La gauche marxienne s’est structurée autour de l’opposition binaire entre la classe capitaliste-bourgeoise et la classe prolétarienne, entre la classe exploitante et la classe exploitée, entre l’opprimant et l’opprimé. Une bonne partie de la gauche n’a pas perdu ce prisme de lecture manichéen et voit aujourd’hui dans l’immigré la figure du damné, de l’exclu, du paria. L’immigré d’aujourd’hui est le prolétaire d’hier. Il n’y a plus d’ouvriers à défendre, ou plus d’ouvriers à gauche? Rien de grave, la figure de l’immigré l’a remplacé. Voila pourquoi toute une gauche incapable de renouer avec le mythe du Peuple opprimé trouve dans l’immigration de ces dernières décennies son nouveau peuple de substitution. Sans l’opposition opprimé/opprimant, cette gauche là meurt. Elle est née ainsi, elle est structurée ainsi.

Qui apprécie l’art de la formule dirait, quitte à la forcer un peu, que la lutte des races a supplanté la lutte des classes chez une partie de cette gauche, l’ « antiracisme » en étant le principal artisan.

Cette dialectique opprimant/ opprimé a d’ailleurs partie lié avec le complexe colonial; l’opprimant prend les traits de l’homme blanc ex-colonisateur, l’opprimé celle de l’ancien colonisé.

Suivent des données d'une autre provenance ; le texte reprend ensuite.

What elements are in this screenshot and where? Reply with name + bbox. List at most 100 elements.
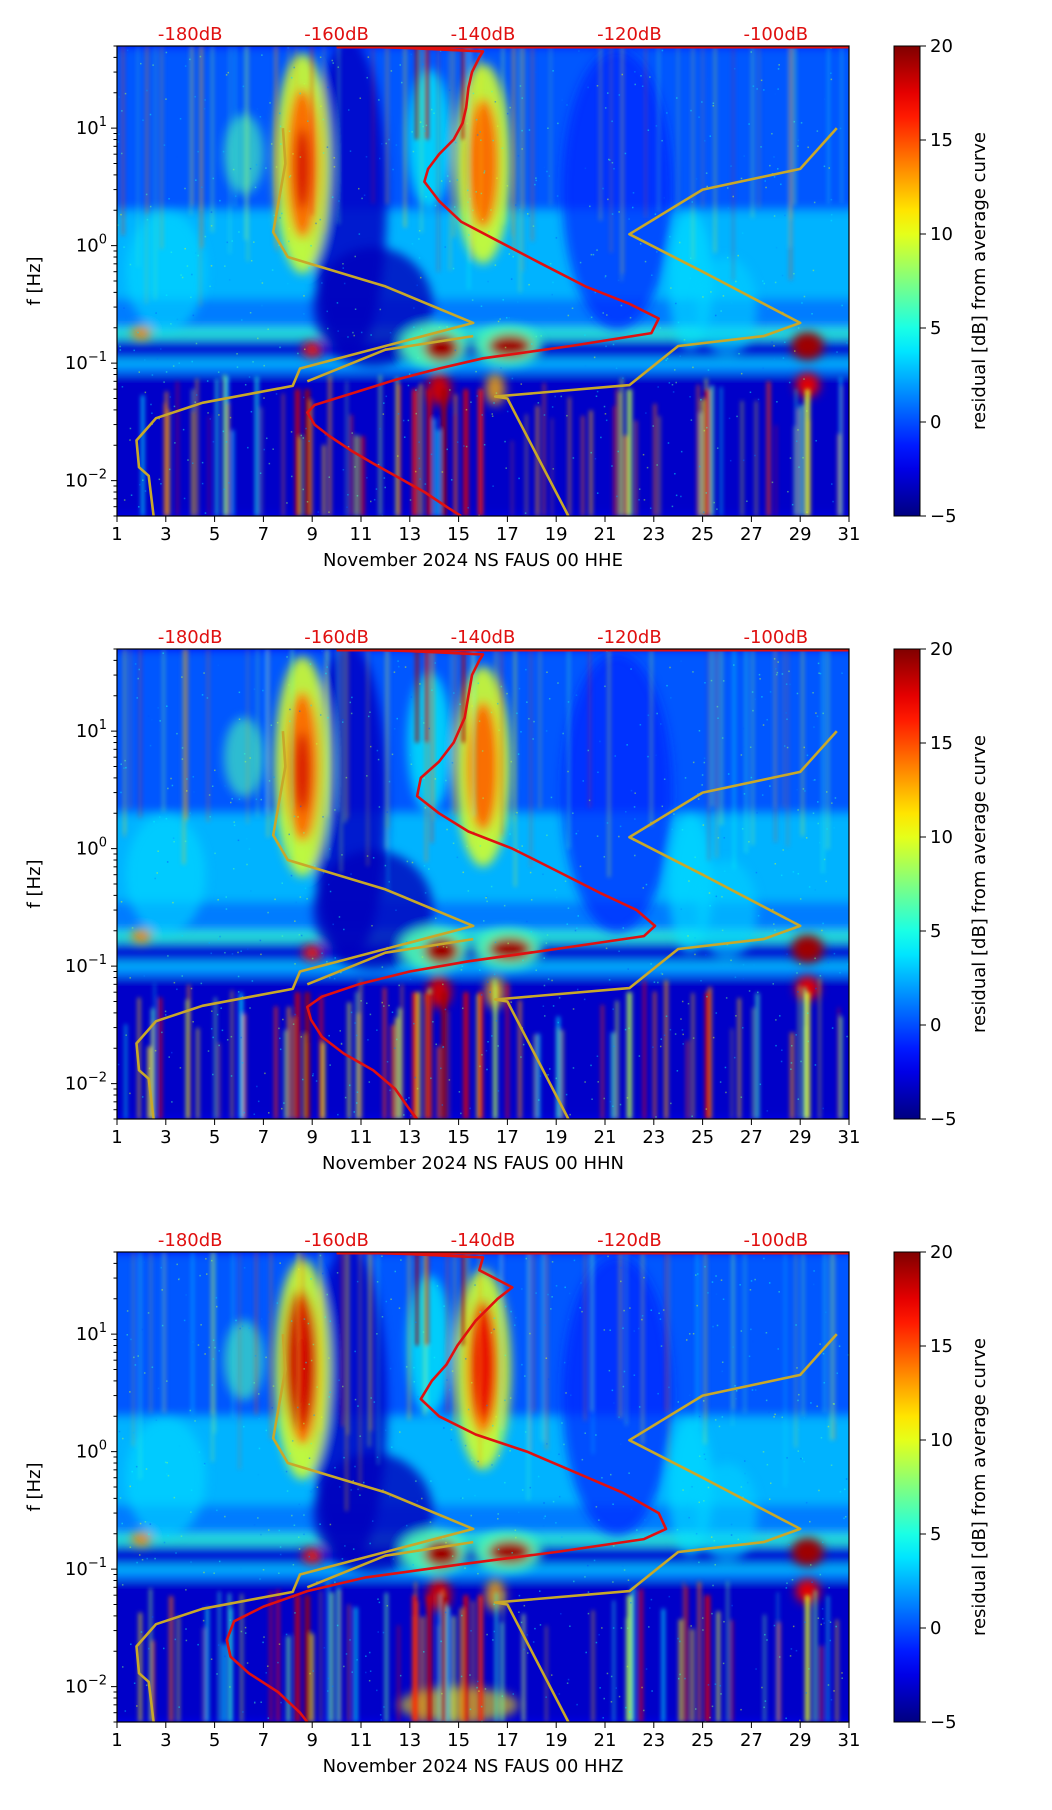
top-db-tick-label: -140dB	[451, 627, 516, 648]
noise-model-curve-2	[135, 1334, 475, 1722]
top-db-tick-label: -120dB	[597, 24, 662, 45]
x-tick-label: 7	[258, 1127, 269, 1148]
x-tick-label: 5	[209, 1127, 220, 1148]
x-tick-label: 17	[496, 1730, 519, 1751]
y-axis: 10−2 10−1 100 101 f [Hz]	[24, 1251, 117, 1723]
y-tick-label: 100	[76, 1439, 107, 1463]
colorbar-label: residual [dB] from average curve	[969, 1338, 990, 1636]
x-tick-label: 11	[350, 524, 373, 545]
y-axis-label: f [Hz]	[24, 1462, 45, 1511]
x-tick-label: 21	[594, 1730, 617, 1751]
colorbar-tick-label: 5	[930, 1524, 941, 1545]
colorbar-tick-label: 5	[930, 921, 941, 942]
top-db-tick-label: -120dB	[597, 627, 662, 648]
y-tick-label: 101	[76, 1321, 107, 1345]
heatmap-area	[117, 1252, 849, 1722]
top-db-tick-label: -100dB	[743, 1230, 808, 1251]
colorbar-tick-label: 15	[930, 130, 953, 151]
x-tick-label: 9	[306, 1730, 317, 1751]
colorbar-tick-label: 20	[930, 36, 953, 57]
colorbar-tick-label: 5	[930, 318, 941, 339]
x-tick-label: 11	[350, 1127, 373, 1148]
x-tick-label: 31	[838, 1127, 861, 1148]
x-tick-label: 13	[398, 1127, 421, 1148]
noise-model-curve-3	[493, 730, 838, 1119]
top-db-axis: -180dB -160dB -140dB -120dB -100dB	[158, 24, 808, 45]
top-db-tick-label: -100dB	[743, 627, 808, 648]
top-db-tick-label: -140dB	[451, 24, 516, 45]
x-tick-label: 23	[642, 1730, 665, 1751]
top-db-tick-label: -100dB	[743, 24, 808, 45]
x-tick-label: 29	[789, 1127, 812, 1148]
average-psd-curve-1	[306, 46, 660, 516]
x-tick-label: 25	[691, 1730, 714, 1751]
y-tick-label: 10−1	[65, 953, 107, 977]
noise-model-curve-3	[493, 1333, 838, 1722]
noise-model-curve-3	[493, 127, 838, 516]
y-tick-label: 101	[76, 718, 107, 742]
x-tick-label: 3	[160, 1127, 171, 1148]
y-tick-label: 10−1	[65, 350, 107, 374]
colorbar-tick-label: −5	[930, 1109, 957, 1130]
x-tick-label: 25	[691, 1127, 714, 1148]
x-tick-label: 17	[496, 524, 519, 545]
colorbar-tick-label: 10	[930, 1430, 953, 1451]
x-tick-label: 5	[209, 524, 220, 545]
top-db-axis: -180dB -160dB -140dB -120dB -100dB	[158, 1230, 808, 1251]
colorbar-tick-label: 15	[930, 733, 953, 754]
x-axis-label: November 2024 NS FAUS 00 HHZ	[323, 1756, 624, 1777]
noise-model-curve-4	[306, 937, 474, 986]
colorbar: −5 0 5 10 15 20 residual [dB] from average cur…	[893, 1242, 990, 1733]
colorbar-label: residual [dB] from average curve	[969, 132, 990, 430]
x-axis-label: November 2024 NS FAUS 00 HHN	[322, 1153, 624, 1174]
x-tick-label: 5	[209, 1730, 220, 1751]
colorbar-tick-label: 0	[930, 412, 941, 433]
top-db-tick-label: -180dB	[158, 1230, 223, 1251]
y-axis: 10−2 10−1 100 101 f [Hz]	[24, 648, 117, 1120]
y-axis-label: f [Hz]	[24, 859, 45, 908]
x-tick-label: 13	[398, 524, 421, 545]
top-db-tick-label: -160dB	[304, 627, 369, 648]
y-axis-label: f [Hz]	[24, 256, 45, 305]
x-tick-label: 31	[838, 524, 861, 545]
colorbar-tick-label: 10	[930, 224, 953, 245]
colorbar-tick-label: 10	[930, 827, 953, 848]
noise-model-curve-2	[135, 731, 475, 1119]
x-tick-label: 1	[111, 1127, 122, 1148]
x-tick-label: 7	[258, 1730, 269, 1751]
x-axis-label: November 2024 NS FAUS 00 HHE	[323, 550, 623, 571]
x-tick-label: 29	[789, 524, 812, 545]
x-tick-label: 15	[447, 1127, 470, 1148]
colorbar-label: residual [dB] from average curve	[969, 735, 990, 1033]
x-tick-label: 23	[642, 1127, 665, 1148]
top-db-axis: -180dB -160dB -140dB -120dB -100dB	[158, 627, 808, 648]
noise-model-curve-2	[135, 128, 475, 516]
x-tick-label: 19	[545, 524, 568, 545]
x-tick-label: 27	[740, 1127, 763, 1148]
x-tick-label: 13	[398, 1730, 421, 1751]
top-db-tick-label: -180dB	[158, 627, 223, 648]
y-tick-label: 100	[76, 836, 107, 860]
top-db-tick-label: -140dB	[451, 1230, 516, 1251]
x-tick-label: 29	[789, 1730, 812, 1751]
y-axis: 10−2 10−1 100 101 f [Hz]	[24, 45, 117, 517]
top-db-tick-label: -160dB	[304, 24, 369, 45]
x-tick-label: 15	[447, 1730, 470, 1751]
heatmap-area	[117, 649, 849, 1119]
colorbar-tick-label: 15	[930, 1336, 953, 1357]
x-tick-label: 27	[740, 524, 763, 545]
x-tick-label: 31	[838, 1730, 861, 1751]
top-db-tick-label: -180dB	[158, 24, 223, 45]
colorbar-tick-label: −5	[930, 506, 957, 527]
x-tick-label: 19	[545, 1127, 568, 1148]
y-tick-label: 100	[76, 233, 107, 257]
top-db-tick-label: -120dB	[597, 1230, 662, 1251]
x-tick-label: 11	[350, 1730, 373, 1751]
x-tick-label: 1	[111, 1730, 122, 1751]
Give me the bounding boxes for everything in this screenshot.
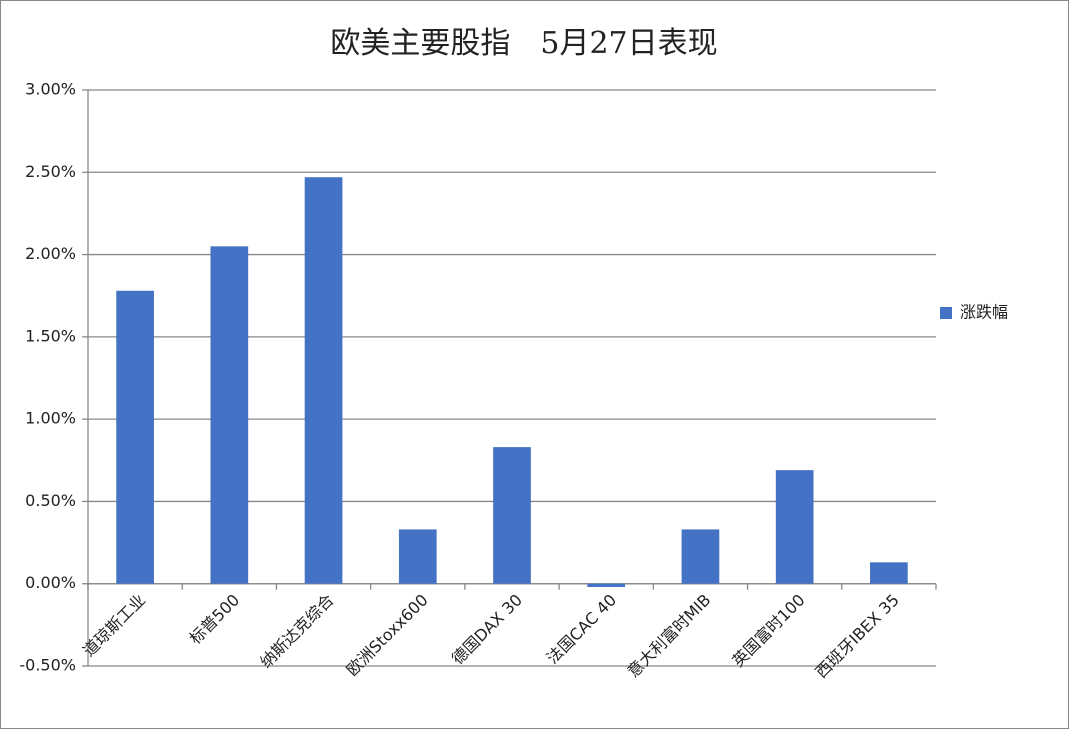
y-tick-label: 0.50% (25, 491, 76, 510)
bar (870, 562, 908, 584)
bar (116, 290, 154, 584)
bar (681, 529, 720, 584)
y-tick-label: 1.50% (25, 326, 76, 345)
legend-swatch (940, 307, 952, 319)
bar (775, 470, 814, 584)
bar (210, 246, 249, 584)
bar (398, 529, 437, 584)
y-tick-label: 3.00% (25, 80, 76, 99)
bar (493, 447, 531, 584)
y-tick-label: 0.00% (25, 573, 76, 592)
y-tick-label: 1.00% (25, 409, 76, 428)
legend-label: 涨跌幅 (960, 303, 1008, 322)
bar (304, 177, 343, 584)
chart-title: 欧美主要股指 5月27日表现 (330, 26, 717, 61)
y-tick-label: -0.50% (19, 656, 76, 675)
y-tick-label: 2.50% (25, 162, 76, 181)
bar (587, 583, 626, 588)
y-tick-label: 2.00% (25, 244, 76, 263)
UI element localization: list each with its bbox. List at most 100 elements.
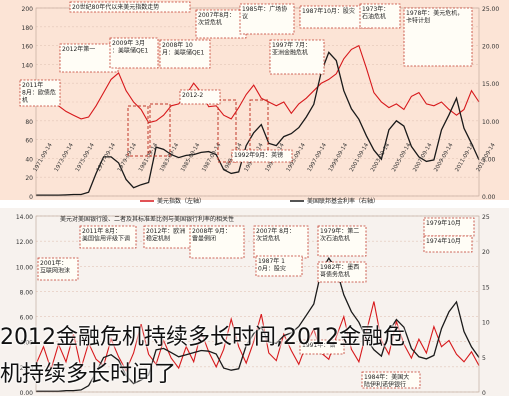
annotation-text: 2012年第一 [62, 45, 95, 53]
annotation-1-4: 2009年 3月：美联储QE1 [109, 37, 159, 69]
legend-label: 美国联邦基金利率（右轴） [307, 197, 379, 205]
annotation-text: 1974年10月 [426, 237, 461, 245]
annotation-text: 1979年：第二 [320, 227, 359, 235]
annotation-text: 机 [22, 96, 28, 104]
annotation-text: 2007年 8月： [256, 227, 295, 235]
annotation-box [359, 3, 401, 29]
right-tick-label: 25.00 [482, 6, 499, 13]
right-tick-label: 10.00 [482, 119, 499, 126]
annotation-1-12: 1992年9月：英镑 [231, 149, 293, 163]
series-line-1 [35, 301, 480, 372]
annotation-text: 1982年：墨西 [320, 263, 359, 271]
annotation-text: 1987年10月：股灾 [302, 7, 355, 15]
annotation-text: 1973年： [362, 5, 389, 13]
right-tick-label: 0 [482, 390, 486, 397]
annotation-text: 2009年 3月 [112, 39, 145, 47]
right-tick-label: 15.00 [482, 81, 499, 88]
annotation-text: 2001年： [40, 259, 67, 267]
annotation-text: 1984年：美国大 [364, 373, 409, 381]
annotation-text: 2008年 9月： [192, 227, 231, 235]
annotation-text: 2008年 10 [162, 41, 193, 49]
annotation-1-13: 2012-2 [179, 89, 221, 105]
left-tick-label: 60 [25, 138, 33, 145]
left-tick-label: 140 [22, 62, 34, 69]
plot-frame [35, 215, 480, 393]
right-tick-label: 20 [482, 249, 490, 256]
left-tick-label: 80 [25, 119, 33, 126]
right-tick-label: 10 [482, 320, 490, 327]
annotation-text: 1992年9月：英镑 [234, 151, 283, 159]
annotation-text: 次石油危机 [320, 235, 350, 243]
annotation-text: 月：美联储QE1 [162, 49, 205, 57]
annotation-text: 1985年：广场协 [242, 5, 287, 13]
annotation-text: 美国信用评级下调 [82, 235, 130, 243]
annotation-1-9: 1997年 7月：亚洲金融危机 [269, 39, 325, 75]
annotation-box [179, 89, 221, 105]
series-line-1 [35, 44, 480, 124]
annotation-1-10: 1978年：美元危机，卡特计划 [403, 7, 473, 67]
annotation-text: 次贷危机 [198, 19, 222, 27]
annotation-box [231, 149, 293, 163]
annotation-text: 2011年 [22, 81, 43, 89]
annotation-text: 陆伊利诺伊银行 [364, 381, 406, 389]
left-tick-label: 14.00 [16, 214, 33, 221]
annotation-text: 石油危机 [362, 13, 386, 21]
left-tick-label: 200 [22, 6, 34, 13]
annotation-text: 8月：欧债危 [22, 89, 56, 97]
chart-2-title: 美元对美国银行股、二者及其标准差比例与美国银行利率的相关性 [60, 215, 234, 223]
annotation-text: 20世纪80年代以来美元指数走势 [72, 3, 159, 11]
left-tick-label: 2.00 [20, 365, 34, 372]
right-tick-label: 5 [482, 355, 486, 362]
annotation-2-3: 2008年 9月：雷曼倒闭 [189, 225, 245, 259]
event-highlight-box [149, 103, 171, 157]
annotation-text: 1991年：储 [302, 341, 335, 349]
legend-label: 美元指数（左轴） [157, 197, 205, 205]
annotation-box [299, 339, 345, 355]
annotation-text: 1987年 1 [258, 257, 285, 265]
annotation-2-6: 1987年 10月：股灾 [255, 255, 303, 277]
annotation-box [239, 3, 295, 35]
annotation-box [195, 9, 247, 39]
annotation-box [109, 37, 159, 69]
annotation-box [189, 225, 245, 259]
annotation-2-8: 1979年10月 [423, 217, 475, 237]
annotation-1-5: 2008年 10月：美联储QE1 [159, 39, 211, 69]
left-tick-label: 160 [22, 44, 34, 51]
right-tick-label: 0.00 [482, 194, 496, 201]
caption-line-1: 2012金融危机持续多长时间,2012金融危 [0, 325, 405, 350]
left-tick-label: 180 [22, 25, 34, 32]
left-tick-label: 0.00 [20, 390, 34, 397]
annotation-1-2: 2012年第一 [59, 43, 119, 73]
annotation-text: 1997年 7月： [272, 41, 311, 49]
caption-line-2: 机持续多长时间了 [0, 362, 177, 387]
right-tick-label: 15 [482, 284, 490, 291]
chart-2: 14.0012.0010.008.006.004.002.000.0025201… [16, 214, 490, 397]
left-tick-label: 10.00 [16, 264, 33, 271]
annotation-text: 哥债务危机 [320, 271, 350, 279]
left-tick-label: 6.00 [20, 315, 34, 322]
left-tick-label: 0 [29, 194, 33, 201]
annotation-box [255, 255, 303, 277]
legend: 美元指数（左轴） 美国联邦基金利率（右轴） [140, 197, 379, 205]
annotation-2-4: 2007年 8月：次贷危机 [253, 225, 309, 259]
right-tick-label: 20.00 [482, 44, 499, 51]
annotation-text: 1979年10月 [426, 219, 461, 227]
annotation-1-1: 20世纪80年代以来美元指数走势 [69, 1, 191, 13]
annotation-text: 卡特计划 [406, 17, 430, 25]
annotation-text: 次贷危机 [256, 235, 280, 243]
left-tick-label: 8.00 [20, 289, 34, 296]
annotation-box [423, 235, 473, 253]
annotation-box [37, 257, 79, 281]
annotation-text: 2007年8月： [198, 11, 235, 19]
annotation-2-12: 2001年：互联网泡沫 [37, 257, 79, 281]
annotation-box [253, 225, 309, 259]
annotation-box [59, 43, 119, 73]
annotation-text: ：美联储QE1 [112, 47, 149, 55]
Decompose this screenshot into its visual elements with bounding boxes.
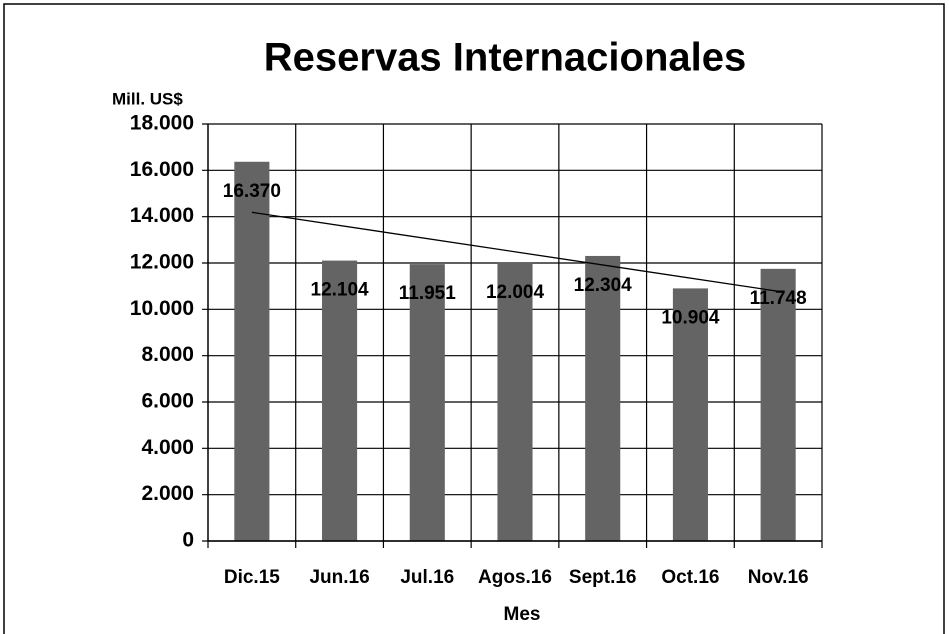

« La figure du «damné de la terre» va ainsi se réduire peu à peu à l’ancien colonisé, immigré désormais, c’est-à-dire à celui qui est différent, qui est «l’autre», non plus principalement à raison de sa position dans le processus de production économique ou de sa situation sociale mais de son pays d’origine, de la couleur de sa peau, de son origine ethnique puis, plus récemment, de sa religion » (cf Laurent Bouvet).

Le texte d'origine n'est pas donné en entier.